The Barelvis then faded from public view until 2011, when they decided to highlight their “revival” under wheelchair-bound cleric Rizvi, basing it around respect for Islam’s Prophet that no Pakistani could oppose. Then a poor illiterate Christian girl, Aasia, was reported in Islamabad as having blasphemed. As she faced a trial in which was sure to be sentenced to death, then-Punjab governor Salmaan Taseer met the poor girl in prison to reassure her against what normally happens to “blasphemers” in Pakistan. In January 2011, a “devout” disciple of Khadim Hussain Rizvi, police constable Mumtaz Qadri—posted as bodyguard of the governor—shot Taseer dead. Driven by “devotion,” he shot him 27 times.

Victory of the wheelchair warrior

This publication, in a report published on Dec. 2, 2017, reported: “On Nov. 27, 2017, a protest dharna (sit-in) came to an end after the state of Pakistan capitulated to around 2,000 followers of wheelchair-ridden cleric Allama Khadim Hussain Rizvi—also called “pir” (saint) by his disciples—challenging the Pakistan Muslim League-Nawaz (PMLN) government on having insulted the Holy Prophet (Peace Be Upon Him) while passing an Electoral Reform Bill in Parliament. For three weeks the protesting acolytes of Rizvi sat down at Faizabad roundabout and locked down all kinds of traffic between Rawalpindi and Islamabad, thus bringing the capital to a standstill. His followers were well looked-after, with food, tents and beddings, and enjoyed the challenge they were posing to an ‘apostate’ government. They were also armed with sticks, slings, and in some cases, with firearms and explosives.”

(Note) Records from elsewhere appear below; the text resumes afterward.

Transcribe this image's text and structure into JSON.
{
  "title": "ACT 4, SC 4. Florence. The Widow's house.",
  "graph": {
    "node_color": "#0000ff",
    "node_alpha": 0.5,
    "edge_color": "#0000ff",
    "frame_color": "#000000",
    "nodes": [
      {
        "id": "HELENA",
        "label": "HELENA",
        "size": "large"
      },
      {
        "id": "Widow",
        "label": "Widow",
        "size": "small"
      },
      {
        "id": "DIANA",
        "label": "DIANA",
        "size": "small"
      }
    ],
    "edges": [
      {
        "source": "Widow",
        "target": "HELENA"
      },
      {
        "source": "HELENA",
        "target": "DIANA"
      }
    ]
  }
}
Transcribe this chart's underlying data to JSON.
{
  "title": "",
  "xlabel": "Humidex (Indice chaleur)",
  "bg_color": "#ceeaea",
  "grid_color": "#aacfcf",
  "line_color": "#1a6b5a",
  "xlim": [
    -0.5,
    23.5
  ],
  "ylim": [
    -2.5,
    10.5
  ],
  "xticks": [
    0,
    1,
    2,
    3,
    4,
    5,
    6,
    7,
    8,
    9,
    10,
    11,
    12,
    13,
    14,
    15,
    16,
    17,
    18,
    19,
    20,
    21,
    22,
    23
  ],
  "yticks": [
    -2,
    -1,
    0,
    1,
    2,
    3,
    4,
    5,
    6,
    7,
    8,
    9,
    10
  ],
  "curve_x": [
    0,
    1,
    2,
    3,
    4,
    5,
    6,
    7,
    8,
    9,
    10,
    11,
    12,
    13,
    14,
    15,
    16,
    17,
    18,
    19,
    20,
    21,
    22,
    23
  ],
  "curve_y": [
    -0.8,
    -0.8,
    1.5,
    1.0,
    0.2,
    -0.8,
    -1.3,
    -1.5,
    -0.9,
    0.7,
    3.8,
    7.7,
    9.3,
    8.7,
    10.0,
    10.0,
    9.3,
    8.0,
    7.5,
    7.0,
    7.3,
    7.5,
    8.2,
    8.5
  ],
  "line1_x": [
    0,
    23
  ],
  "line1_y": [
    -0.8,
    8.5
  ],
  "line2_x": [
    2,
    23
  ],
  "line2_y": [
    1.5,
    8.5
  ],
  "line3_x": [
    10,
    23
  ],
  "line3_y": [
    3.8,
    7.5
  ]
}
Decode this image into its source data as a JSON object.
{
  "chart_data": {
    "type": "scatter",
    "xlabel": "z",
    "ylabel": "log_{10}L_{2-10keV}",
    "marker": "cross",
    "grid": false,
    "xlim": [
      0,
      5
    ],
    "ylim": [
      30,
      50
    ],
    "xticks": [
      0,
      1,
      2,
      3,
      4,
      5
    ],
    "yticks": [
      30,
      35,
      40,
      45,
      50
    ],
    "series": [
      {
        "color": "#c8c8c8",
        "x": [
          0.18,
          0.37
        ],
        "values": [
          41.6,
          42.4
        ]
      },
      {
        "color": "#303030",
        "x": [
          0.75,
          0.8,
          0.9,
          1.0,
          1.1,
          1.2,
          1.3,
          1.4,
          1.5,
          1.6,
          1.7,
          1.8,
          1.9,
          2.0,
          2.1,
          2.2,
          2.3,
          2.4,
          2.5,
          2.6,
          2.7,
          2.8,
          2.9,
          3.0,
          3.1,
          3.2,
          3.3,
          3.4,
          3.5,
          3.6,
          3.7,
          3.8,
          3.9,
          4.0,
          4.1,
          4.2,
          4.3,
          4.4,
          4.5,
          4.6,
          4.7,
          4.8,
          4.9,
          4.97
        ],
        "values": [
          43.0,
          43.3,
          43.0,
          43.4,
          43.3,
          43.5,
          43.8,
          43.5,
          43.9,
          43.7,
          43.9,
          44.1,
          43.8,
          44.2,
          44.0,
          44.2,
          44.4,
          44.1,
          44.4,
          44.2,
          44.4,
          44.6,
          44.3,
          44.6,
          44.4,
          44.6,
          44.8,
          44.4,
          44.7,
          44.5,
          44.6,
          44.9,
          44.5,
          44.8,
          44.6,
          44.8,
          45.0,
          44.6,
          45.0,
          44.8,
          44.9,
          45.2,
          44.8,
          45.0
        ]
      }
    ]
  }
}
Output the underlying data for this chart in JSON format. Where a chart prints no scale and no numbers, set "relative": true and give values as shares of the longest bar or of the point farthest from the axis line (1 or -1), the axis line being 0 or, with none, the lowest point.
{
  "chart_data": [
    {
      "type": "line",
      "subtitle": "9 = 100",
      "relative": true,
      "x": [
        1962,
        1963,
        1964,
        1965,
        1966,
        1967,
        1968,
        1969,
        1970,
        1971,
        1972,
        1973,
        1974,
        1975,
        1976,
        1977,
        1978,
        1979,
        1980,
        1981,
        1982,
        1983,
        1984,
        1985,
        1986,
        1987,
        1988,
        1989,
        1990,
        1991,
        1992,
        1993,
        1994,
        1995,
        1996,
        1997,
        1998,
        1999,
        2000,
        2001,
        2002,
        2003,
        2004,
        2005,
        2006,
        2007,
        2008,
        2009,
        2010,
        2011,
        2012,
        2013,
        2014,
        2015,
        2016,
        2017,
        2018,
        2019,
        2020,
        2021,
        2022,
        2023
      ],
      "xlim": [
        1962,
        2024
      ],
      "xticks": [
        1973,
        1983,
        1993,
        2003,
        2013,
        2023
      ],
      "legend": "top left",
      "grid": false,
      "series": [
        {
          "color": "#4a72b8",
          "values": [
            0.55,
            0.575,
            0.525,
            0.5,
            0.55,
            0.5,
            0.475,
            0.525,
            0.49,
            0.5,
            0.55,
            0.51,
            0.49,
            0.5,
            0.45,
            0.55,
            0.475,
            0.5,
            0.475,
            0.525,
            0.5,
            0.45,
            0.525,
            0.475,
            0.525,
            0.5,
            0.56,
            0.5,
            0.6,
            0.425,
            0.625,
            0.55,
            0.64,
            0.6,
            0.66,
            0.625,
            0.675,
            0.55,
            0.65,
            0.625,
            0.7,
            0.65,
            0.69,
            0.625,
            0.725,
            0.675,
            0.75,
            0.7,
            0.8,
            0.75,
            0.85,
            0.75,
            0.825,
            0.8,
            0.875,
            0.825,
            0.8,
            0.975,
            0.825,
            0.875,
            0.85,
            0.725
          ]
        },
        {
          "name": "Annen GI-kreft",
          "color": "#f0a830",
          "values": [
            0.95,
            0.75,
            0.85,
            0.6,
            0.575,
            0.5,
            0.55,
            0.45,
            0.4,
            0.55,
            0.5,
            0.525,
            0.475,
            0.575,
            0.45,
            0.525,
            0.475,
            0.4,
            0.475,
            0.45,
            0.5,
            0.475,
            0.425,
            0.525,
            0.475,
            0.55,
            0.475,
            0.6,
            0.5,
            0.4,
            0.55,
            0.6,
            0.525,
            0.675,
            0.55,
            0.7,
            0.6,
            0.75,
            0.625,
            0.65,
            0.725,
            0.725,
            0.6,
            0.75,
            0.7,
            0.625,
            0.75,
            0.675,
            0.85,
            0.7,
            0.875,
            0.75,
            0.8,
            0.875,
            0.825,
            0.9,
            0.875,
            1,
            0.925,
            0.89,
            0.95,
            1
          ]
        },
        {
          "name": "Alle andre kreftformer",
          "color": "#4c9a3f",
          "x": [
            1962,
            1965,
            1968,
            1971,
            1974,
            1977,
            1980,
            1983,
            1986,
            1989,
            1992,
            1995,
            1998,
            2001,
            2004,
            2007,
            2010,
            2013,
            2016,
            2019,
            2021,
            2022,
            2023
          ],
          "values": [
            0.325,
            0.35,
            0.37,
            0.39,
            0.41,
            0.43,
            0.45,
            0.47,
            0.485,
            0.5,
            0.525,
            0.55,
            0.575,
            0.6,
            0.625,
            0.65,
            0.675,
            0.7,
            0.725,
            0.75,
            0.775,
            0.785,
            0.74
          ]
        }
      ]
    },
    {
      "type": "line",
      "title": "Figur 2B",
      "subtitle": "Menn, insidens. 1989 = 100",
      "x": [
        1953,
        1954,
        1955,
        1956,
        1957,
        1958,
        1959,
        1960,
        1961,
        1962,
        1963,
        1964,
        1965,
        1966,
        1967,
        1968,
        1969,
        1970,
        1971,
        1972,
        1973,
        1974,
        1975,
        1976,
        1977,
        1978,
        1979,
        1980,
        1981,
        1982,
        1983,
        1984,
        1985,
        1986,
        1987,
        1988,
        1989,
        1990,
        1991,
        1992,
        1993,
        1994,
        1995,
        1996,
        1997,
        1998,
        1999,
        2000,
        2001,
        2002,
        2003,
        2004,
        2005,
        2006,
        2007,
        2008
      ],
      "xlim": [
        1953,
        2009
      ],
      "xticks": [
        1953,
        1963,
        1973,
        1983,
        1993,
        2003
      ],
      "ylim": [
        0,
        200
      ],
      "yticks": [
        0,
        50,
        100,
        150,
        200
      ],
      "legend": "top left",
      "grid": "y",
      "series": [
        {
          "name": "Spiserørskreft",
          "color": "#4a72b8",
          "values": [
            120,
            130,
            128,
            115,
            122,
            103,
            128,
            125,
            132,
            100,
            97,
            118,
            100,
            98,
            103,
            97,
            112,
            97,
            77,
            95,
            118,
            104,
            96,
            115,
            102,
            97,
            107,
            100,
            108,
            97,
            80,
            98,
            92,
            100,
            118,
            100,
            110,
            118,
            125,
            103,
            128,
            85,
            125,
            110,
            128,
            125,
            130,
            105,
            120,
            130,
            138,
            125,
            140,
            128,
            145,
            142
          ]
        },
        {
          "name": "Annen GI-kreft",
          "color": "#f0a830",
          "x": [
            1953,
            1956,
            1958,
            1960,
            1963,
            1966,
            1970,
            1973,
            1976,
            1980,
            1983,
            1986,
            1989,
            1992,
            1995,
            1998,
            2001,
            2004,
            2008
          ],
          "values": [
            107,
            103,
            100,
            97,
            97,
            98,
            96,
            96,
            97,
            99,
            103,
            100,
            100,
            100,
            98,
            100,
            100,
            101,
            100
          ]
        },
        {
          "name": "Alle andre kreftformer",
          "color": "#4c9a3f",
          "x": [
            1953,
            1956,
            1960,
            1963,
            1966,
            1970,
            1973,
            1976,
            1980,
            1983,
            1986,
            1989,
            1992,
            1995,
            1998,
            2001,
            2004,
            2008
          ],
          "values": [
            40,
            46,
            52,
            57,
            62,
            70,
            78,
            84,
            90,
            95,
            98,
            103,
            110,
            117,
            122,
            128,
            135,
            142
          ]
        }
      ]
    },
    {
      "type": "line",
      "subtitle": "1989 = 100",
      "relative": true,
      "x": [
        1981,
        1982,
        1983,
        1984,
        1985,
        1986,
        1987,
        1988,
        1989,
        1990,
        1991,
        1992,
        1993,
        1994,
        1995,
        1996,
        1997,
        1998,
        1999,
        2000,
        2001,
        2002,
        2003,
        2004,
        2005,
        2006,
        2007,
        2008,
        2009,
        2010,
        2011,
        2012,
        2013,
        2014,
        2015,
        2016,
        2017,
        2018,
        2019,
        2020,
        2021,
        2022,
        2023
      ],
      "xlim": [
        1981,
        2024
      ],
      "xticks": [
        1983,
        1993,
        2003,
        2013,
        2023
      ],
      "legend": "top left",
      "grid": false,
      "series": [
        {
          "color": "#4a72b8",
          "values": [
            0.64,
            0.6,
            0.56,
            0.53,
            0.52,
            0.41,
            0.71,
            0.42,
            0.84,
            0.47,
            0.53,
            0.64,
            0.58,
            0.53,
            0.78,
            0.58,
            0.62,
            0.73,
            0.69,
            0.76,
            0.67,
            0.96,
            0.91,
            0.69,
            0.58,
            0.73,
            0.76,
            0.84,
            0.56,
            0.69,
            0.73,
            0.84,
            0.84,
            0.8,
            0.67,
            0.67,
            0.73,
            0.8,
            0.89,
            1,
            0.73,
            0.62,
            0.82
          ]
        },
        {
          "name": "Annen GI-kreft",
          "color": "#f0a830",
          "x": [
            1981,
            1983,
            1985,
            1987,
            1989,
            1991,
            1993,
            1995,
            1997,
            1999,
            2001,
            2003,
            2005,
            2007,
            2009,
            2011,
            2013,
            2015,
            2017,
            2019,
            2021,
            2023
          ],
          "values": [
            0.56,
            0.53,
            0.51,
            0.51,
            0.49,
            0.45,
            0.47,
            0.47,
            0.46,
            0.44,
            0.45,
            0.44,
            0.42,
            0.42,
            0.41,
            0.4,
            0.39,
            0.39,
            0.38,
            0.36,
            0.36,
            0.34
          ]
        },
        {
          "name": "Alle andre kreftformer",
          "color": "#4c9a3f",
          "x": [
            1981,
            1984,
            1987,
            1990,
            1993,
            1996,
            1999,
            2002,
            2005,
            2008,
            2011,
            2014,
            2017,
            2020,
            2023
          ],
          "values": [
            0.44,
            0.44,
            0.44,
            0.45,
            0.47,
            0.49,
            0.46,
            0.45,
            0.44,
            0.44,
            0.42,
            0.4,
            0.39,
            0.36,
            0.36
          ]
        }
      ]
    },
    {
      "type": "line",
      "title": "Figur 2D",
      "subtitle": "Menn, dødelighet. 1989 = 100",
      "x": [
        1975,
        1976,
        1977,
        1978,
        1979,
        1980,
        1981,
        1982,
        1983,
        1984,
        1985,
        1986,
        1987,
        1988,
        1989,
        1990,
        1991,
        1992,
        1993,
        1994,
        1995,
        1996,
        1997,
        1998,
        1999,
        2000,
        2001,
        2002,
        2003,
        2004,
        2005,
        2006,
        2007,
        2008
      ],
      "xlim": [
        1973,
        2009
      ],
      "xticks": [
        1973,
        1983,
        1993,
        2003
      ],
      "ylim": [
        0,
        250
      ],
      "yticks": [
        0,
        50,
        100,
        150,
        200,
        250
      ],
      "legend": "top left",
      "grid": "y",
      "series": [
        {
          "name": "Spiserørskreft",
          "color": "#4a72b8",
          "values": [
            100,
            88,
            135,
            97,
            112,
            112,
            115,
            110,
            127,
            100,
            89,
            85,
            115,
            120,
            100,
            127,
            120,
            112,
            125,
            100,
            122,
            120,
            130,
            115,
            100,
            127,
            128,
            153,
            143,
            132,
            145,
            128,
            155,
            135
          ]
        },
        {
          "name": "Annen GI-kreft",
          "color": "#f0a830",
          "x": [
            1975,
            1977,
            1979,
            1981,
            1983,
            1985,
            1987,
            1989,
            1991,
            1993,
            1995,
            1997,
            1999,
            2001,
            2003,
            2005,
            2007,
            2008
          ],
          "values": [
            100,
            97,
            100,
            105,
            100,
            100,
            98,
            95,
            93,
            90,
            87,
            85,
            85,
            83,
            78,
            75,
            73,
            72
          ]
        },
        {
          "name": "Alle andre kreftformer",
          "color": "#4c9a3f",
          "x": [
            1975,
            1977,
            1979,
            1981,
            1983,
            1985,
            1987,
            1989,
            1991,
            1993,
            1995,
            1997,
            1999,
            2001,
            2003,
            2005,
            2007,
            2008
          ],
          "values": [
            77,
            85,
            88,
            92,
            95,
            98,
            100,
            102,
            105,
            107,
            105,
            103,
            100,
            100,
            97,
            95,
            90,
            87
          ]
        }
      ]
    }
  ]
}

By this time the TLP was being supported mysteriously by the “powers that be” who had also backed the Imran Khan-Allama Tahirul Qadri “movement” against Prime Minister Nawaz Sharif’s sitting PMLN government. Most Pakistanis were still bemused, refusing to budge from the belief that the Barelvis were “quietist” because they were of no use in Pakistan’s Saudi-funded jihad and were ignored by the great Osama bin Laden.

Submission without stocktaking

Gen. Ziaul Haq, General Zia, who ruled Pakistan from 1977-1988, thought nothing of the Barelvi sect because they were “useless” for jihad. He backed the Wahhabi and Deobandi seminaries, thus forcing the Barelvis to support his rival, the PPP. This led, in 1988, to what is called “the Karachi takeover.” He allowed the Deobandis and Ahle Hadith to grab 700 Barelvi mosques and more than 100 seminaries at gunpoint. This overturned the religious trend started by the majority Karachi population, who had come as refugees from India where Barelvi Islam had held sway.

Now, the Barelvis have proven they can wield the same “street power” as their rival sects—and have brought two successive governments to their knees, raising questions about the state’s ability to enforce its writ. Mosharraf Zaidi, writing in daily The News on Nov. 2, notes: “The only hope of extinguishing the fire of the TLP is the power to shape acceptable religious discourse. This is a power that the Pakistani state gave up in the 1980s so that it could help mobilize for the war against the USSR. Without re-acquiring control over what is sold to citizens as religion, Pakistan will end up like India—a radicalized polity whose liberal elite hide either in Dubai, or the West, or under the protection of the radicals themselves.”